All five people on board the missing Titan submersible are dead, the US Coast Guard confirmed on Thursday. Its officials said the debris were consistent with the "catastrophic implosion" of the vessel. While the world is still grappling with the shocking news, the news a harrowing episode faced by of one of the five passengers on the vessel is doing the rounds on the internet. The passenger, Pakistani businessman Shahzada Dawood, had survived a terrifying "deep plunge" on a plane, according to his wife. Christine Dawood wrote a blog post about the incident that took place in January 2019, according to The Daily Beast.
"I should have known when they cancelled our flight and put us on the next one. We should have taken the sign, gone back home and had a long and generous breakfast," Christine wrote in the blog.
"But we didn't, and this flight became one of the most memorable ones of my life," she further said without specifying when the flight took place or where they flying to and from.
She then described the hellish account of the plane taking a "deep plunge" that had passengers letting out "one simultaneous cry, which turned to a whimper and then silence".
"I clutched my armrests, as if that would make a difference. I needed something to hold on to, something stable in a shaky metal tube thousands of feet above the ground," Christine wrote in the blog.
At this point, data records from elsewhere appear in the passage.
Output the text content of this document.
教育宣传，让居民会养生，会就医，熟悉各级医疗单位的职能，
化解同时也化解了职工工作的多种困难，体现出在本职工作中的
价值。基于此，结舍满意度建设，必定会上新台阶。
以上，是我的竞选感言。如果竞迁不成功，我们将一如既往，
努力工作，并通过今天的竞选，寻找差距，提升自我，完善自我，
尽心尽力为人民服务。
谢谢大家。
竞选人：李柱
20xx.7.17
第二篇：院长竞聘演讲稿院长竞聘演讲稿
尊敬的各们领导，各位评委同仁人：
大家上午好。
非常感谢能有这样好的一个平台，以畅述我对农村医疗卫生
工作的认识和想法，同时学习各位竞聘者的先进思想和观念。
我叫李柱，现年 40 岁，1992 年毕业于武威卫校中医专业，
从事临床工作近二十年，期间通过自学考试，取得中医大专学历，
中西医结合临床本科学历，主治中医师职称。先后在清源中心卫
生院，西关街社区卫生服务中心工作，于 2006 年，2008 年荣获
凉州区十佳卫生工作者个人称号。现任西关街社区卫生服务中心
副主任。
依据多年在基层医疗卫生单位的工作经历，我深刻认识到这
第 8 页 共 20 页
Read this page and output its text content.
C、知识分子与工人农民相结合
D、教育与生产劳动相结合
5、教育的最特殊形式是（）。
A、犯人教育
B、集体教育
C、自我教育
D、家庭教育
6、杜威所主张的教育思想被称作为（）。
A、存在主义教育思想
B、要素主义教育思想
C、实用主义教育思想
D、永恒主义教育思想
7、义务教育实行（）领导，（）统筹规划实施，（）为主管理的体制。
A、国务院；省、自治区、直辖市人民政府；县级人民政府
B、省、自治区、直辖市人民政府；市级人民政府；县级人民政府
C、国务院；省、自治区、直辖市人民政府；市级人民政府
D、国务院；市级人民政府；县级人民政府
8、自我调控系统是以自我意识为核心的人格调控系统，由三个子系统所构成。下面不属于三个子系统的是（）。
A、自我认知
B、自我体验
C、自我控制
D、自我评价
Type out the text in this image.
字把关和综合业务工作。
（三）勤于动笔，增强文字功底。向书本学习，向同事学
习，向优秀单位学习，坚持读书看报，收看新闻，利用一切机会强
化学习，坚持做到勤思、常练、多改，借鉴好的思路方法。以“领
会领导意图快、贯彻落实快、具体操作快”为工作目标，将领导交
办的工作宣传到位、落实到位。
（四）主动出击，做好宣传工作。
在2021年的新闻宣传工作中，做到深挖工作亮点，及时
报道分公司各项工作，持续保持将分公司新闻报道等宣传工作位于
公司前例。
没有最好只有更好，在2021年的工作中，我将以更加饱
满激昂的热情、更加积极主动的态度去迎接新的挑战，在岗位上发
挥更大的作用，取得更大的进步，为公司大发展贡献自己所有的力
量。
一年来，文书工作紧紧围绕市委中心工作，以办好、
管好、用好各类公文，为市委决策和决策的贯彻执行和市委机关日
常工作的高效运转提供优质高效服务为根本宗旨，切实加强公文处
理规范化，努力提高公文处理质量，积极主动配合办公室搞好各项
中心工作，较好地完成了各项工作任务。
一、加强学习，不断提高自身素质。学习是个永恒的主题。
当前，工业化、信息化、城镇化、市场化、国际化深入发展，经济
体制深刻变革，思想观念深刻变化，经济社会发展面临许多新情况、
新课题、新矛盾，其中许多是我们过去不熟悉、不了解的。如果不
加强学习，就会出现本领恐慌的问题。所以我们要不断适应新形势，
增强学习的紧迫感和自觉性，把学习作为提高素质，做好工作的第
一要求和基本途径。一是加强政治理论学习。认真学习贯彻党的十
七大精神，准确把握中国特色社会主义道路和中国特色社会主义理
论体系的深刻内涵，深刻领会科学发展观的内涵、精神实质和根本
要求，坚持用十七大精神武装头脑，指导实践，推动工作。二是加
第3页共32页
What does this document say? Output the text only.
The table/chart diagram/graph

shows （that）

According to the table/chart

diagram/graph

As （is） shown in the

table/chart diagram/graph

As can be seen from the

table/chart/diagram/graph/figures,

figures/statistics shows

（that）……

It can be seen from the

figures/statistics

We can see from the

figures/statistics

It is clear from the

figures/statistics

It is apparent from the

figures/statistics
The passengers experienced multiple violent plunges during the flight that left her feeling "like a grain in a big bag of sand".
She said that her husband Shahzada Dawood, a seasoned traveller and adventurer, was also scared.
"I've read many times that people start to pray in such situations or that their life flashes by like a movie. My husband told me later that he was thinking of all the opportunities he'd missed and how much he still wanted to teach our children," she said in the blog post.
"As the plane turned, my side lifted forcing me to look down to my left. My husband faced me, our eyes locked and our hands interlinked. No words were needed. He was as scared as I was and yet we were together. 'Until death do...' No, don't go there!"
The plane landed safely at the end of the journey, but the experience was something that Christine said she couldn't forget for a long time.